Your Workflow is the Eval – Voratiq

Tests tell you whether code passes assertions. But not everything you care about fits in an assertion. It's hard to test whether the change matches what was asked, whether the approach fits the codebase, or whether it bundles in restructuring nobody wanted.

We see this clearly in our own workflow. We run multiple agents on the same spec, run tests in each workspace, review the candidate diffs, and apply one selected patch.

In our data, passing tests is associated with a 1.8x lift in selection rate, but being top-reviewed is associated with a 9.9x lift.

Tests help, but they are a weak proxy for the code we tend to accept.

If you want to measure what tests miss, use your own workflow as the eval: gather real outcomes, understand what drove acceptance, and use that to make better future decisions.

What We See In Practice

We run this workflow in Voratiq: write a spec, run multiple agents against it, run the repo's tests and checks in each workspace, review the diffs, and apply the best selected patch.

That gives us three layers of signal on the same work:

Test: did the candidate pass the available checks?
Review: how strong the candidate looked in comparative review
Selected: which patch was accepted

For this analysis, we looked at 399 runs and 4,784 candidate implementations.

The data covers about three months of day-to-day engineering work, mostly medium-to-high difficulty JS/TS, Python, and Swift feature, refactor, and bug-fix tasks across CLI, UI, data, and runtime code.

The chart below shows how much two different signals track the selected patch: whether a candidate passed tests, and whether it was top-reviewed.

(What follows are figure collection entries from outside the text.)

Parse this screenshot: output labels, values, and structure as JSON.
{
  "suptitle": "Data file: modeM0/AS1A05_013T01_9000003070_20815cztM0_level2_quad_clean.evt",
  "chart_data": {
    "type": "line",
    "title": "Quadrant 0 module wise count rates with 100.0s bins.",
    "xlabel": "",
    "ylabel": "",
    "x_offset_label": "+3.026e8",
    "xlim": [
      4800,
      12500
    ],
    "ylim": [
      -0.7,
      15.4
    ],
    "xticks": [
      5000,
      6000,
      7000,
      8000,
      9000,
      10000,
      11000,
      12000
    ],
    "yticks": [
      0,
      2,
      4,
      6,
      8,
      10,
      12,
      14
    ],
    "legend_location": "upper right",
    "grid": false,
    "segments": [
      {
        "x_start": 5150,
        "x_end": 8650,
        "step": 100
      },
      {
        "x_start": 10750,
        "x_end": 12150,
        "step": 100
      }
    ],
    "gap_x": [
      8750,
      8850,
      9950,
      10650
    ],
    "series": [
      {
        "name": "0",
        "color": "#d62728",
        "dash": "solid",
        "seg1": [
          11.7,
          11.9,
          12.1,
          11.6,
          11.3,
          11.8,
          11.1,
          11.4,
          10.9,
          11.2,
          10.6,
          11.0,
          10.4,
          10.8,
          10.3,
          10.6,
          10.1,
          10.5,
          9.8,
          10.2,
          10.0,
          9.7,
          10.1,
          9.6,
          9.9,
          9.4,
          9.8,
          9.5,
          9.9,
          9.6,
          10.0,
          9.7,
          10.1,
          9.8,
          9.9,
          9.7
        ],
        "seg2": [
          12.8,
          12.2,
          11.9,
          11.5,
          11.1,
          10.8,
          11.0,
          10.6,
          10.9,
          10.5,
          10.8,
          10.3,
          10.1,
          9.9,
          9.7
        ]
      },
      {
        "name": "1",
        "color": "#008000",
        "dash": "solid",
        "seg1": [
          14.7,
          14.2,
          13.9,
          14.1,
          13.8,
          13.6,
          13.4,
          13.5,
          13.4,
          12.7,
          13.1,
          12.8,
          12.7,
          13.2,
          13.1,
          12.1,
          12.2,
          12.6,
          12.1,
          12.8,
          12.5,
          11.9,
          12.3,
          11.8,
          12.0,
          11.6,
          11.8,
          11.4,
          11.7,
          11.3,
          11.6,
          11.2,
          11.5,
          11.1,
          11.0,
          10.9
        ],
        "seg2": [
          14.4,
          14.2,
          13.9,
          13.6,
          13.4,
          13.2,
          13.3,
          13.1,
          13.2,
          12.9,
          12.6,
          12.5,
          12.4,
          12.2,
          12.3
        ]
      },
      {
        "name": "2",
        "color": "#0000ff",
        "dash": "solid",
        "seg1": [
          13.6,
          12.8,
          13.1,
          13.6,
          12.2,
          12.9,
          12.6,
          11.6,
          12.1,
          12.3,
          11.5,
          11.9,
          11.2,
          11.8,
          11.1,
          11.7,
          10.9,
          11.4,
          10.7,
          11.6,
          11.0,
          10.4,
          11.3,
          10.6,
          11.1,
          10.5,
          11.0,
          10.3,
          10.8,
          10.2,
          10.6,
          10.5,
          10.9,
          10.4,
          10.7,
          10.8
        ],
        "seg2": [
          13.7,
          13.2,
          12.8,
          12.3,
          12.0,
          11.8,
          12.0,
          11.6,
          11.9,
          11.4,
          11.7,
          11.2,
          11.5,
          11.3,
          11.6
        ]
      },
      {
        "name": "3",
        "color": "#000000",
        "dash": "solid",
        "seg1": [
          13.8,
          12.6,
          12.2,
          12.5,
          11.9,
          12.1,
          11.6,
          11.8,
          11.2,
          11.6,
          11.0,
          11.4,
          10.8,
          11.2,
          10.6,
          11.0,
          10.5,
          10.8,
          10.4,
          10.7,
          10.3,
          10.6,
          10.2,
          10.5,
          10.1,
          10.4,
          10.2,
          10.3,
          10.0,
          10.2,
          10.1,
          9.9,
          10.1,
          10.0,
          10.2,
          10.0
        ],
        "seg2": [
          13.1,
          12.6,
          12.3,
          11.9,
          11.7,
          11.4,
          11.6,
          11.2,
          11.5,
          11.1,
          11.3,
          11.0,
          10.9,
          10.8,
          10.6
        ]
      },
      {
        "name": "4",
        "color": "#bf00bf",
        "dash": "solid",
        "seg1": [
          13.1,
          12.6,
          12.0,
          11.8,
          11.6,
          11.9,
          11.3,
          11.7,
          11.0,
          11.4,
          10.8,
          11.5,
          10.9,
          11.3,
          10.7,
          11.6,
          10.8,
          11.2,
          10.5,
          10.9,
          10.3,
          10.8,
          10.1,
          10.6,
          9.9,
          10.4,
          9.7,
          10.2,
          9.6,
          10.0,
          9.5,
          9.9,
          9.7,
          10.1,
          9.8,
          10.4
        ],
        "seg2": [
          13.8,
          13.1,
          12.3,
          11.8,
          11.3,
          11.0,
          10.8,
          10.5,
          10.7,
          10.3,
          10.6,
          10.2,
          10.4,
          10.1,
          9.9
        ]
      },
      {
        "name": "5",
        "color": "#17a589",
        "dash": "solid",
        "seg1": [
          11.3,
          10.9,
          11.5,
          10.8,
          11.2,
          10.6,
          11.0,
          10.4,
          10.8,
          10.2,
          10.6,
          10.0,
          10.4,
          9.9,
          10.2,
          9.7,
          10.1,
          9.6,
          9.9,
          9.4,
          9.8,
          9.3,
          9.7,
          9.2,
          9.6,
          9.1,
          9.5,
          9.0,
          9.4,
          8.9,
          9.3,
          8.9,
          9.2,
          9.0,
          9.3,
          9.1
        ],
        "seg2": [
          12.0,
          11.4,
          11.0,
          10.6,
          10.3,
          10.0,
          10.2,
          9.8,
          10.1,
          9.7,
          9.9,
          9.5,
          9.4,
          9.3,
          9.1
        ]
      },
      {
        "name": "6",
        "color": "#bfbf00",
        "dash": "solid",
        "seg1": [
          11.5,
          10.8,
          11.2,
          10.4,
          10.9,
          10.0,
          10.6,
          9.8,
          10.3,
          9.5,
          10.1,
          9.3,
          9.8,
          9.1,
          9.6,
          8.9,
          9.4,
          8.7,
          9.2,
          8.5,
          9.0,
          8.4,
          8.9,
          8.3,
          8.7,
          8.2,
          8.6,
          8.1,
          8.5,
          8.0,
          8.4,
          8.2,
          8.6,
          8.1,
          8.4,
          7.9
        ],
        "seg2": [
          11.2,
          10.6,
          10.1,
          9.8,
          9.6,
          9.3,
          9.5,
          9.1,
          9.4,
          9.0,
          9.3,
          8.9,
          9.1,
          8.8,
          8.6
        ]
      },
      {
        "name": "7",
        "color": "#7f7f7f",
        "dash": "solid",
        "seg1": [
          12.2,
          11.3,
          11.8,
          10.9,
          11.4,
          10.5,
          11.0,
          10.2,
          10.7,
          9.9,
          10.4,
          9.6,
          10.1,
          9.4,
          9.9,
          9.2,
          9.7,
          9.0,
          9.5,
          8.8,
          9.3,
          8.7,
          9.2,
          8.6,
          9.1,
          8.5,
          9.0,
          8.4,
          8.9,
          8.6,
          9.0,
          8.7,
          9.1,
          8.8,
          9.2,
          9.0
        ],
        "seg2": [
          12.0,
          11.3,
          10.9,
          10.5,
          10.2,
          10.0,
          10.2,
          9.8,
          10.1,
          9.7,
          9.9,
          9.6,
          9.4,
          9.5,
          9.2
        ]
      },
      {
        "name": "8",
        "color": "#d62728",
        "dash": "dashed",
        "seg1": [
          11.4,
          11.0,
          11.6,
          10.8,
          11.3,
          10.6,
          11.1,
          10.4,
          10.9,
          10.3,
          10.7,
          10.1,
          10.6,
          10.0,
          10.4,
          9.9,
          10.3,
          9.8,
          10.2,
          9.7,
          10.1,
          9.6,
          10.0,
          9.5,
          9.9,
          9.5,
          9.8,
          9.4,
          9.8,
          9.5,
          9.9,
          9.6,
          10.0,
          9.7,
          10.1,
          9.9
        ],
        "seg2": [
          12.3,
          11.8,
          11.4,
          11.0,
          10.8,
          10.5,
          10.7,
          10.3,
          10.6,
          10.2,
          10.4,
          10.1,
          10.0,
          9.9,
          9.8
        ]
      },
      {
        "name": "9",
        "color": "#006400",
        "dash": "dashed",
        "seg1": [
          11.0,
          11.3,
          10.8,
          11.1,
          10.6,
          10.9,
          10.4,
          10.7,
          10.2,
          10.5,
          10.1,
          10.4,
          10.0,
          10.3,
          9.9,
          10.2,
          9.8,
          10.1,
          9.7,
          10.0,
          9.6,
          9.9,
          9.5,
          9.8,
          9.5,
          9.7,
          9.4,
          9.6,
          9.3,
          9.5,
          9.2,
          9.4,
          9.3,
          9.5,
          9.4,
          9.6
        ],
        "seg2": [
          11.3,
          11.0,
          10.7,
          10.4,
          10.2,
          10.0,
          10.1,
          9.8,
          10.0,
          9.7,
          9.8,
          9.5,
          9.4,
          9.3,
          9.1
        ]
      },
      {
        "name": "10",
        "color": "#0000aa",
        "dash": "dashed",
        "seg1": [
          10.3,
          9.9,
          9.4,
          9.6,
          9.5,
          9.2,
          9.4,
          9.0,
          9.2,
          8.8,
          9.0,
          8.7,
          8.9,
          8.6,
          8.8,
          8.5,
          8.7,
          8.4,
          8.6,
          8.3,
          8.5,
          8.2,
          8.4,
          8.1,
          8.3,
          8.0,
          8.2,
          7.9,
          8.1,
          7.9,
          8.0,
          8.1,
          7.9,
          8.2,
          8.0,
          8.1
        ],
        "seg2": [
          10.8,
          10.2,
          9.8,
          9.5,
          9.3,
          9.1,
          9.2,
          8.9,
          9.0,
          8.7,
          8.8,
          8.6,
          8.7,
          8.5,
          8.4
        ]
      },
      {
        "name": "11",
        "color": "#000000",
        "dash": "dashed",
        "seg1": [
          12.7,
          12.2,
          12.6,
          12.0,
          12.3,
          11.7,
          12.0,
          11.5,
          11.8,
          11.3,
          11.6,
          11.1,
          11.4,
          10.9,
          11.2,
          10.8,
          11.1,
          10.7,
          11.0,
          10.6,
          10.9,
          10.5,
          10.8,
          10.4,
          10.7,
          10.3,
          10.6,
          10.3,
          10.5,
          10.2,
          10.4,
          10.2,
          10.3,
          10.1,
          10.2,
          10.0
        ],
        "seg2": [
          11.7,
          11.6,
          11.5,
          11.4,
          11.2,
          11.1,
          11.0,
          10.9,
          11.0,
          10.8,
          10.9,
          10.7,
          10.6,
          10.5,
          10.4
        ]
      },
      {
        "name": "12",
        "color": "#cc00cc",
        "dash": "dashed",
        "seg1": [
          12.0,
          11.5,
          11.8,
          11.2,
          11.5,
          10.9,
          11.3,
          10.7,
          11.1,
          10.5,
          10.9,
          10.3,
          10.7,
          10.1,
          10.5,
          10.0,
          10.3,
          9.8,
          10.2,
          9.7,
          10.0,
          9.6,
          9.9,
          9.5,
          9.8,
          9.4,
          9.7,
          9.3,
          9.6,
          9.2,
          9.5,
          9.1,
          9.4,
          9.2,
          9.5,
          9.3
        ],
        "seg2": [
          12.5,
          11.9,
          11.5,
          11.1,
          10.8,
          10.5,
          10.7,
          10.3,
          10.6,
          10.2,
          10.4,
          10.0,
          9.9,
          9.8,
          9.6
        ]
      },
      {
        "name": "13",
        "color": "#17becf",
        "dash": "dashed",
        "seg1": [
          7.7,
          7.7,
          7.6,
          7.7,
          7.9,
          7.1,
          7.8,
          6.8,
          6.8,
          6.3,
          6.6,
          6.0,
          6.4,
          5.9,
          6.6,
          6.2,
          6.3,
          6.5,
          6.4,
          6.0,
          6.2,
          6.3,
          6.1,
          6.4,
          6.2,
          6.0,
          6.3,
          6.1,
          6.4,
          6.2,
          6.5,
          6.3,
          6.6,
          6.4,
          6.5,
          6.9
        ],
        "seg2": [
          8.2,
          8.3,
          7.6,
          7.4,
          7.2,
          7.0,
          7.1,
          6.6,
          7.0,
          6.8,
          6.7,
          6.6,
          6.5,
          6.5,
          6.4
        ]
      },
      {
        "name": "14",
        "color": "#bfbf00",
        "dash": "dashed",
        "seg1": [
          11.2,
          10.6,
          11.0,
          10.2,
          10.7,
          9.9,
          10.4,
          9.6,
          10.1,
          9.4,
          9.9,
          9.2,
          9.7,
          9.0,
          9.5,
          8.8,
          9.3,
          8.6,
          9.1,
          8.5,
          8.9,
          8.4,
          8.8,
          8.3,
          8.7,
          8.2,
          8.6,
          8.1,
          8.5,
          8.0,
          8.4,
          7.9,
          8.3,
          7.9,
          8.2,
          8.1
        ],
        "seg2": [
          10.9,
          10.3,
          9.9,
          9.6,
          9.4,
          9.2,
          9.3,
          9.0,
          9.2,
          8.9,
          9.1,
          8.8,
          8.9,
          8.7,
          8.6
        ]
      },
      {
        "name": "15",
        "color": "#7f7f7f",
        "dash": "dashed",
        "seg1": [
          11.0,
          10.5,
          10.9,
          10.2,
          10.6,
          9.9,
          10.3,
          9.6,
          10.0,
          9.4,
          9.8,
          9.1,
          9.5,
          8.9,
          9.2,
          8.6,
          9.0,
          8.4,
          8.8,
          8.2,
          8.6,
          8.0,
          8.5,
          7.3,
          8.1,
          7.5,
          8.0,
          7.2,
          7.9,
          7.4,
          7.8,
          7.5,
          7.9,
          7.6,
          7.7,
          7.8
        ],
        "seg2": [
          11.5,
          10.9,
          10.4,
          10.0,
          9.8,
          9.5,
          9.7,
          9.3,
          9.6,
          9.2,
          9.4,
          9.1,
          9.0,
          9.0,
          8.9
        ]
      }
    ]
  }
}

Selected patch rate by test and review signal

Across this data, candidates that passed tests were selected 11.5% of the time, versus 6.5% for candidates that did not, a 1.8x lift. Top-reviewed candidates were selected 49.0% of the time, versus 5.0% for candidates that were not top-reviewed, a 9.9x lift.

Test-based signals move the odds a bit, but they miss many of the qualities that drive acceptance. Review tracks selection more closely because it evaluates many of the same qualities that influence which patch gets accepted.

When a candidate passed tests but was not selected, the pattern was usually one of three things: it did not really solve the task that was asked, it took an approach that fit the codebase worse and was harder to maintain, or it bundled in extra restructuring the task did not ask for.

A few examples:

In one cleanup task, the losing patches reorganized nearby scripts and startup logic beyond the requested change.
In one refactor, the winning patch separated the data flow more clearly and kept the change smaller.
In one UI task, the losing patch fixed the issue indirectly with overrides, while the winner fixed the source of the problem directly.

Scope adherence, approach, and codebase fit are hard to encode in tests, but review often surfaces those judgments. That's what separates a passing patch from a selected one.

What This Means For Coding Evals

Tests answer a narrower question than review does. They tell you whether a patch cleared the available assertions. They do not tell you whether it was the right change.

If you rank or route agents based mainly on test evals, you can end up using agents that look strong on paper, but produce worse outcomes in your workflow.

Public benchmarks still have a place. They are fast, reproducible, and good for directional comparisons.

If you want signal that is closer to real engineering decisions, measure outcomes inside the workflow itself:

Real tasks from your repo
The repo's own checks and constraints
Review outcomes
The patch that was selected

That is slower and harder to collect. Review is expensive, and it takes real infrastructure work to capture those signals reliably.

But the benefit is better information about which workflows, models, and domains clear your team's quality bar. That gives you a better basis for future decisions.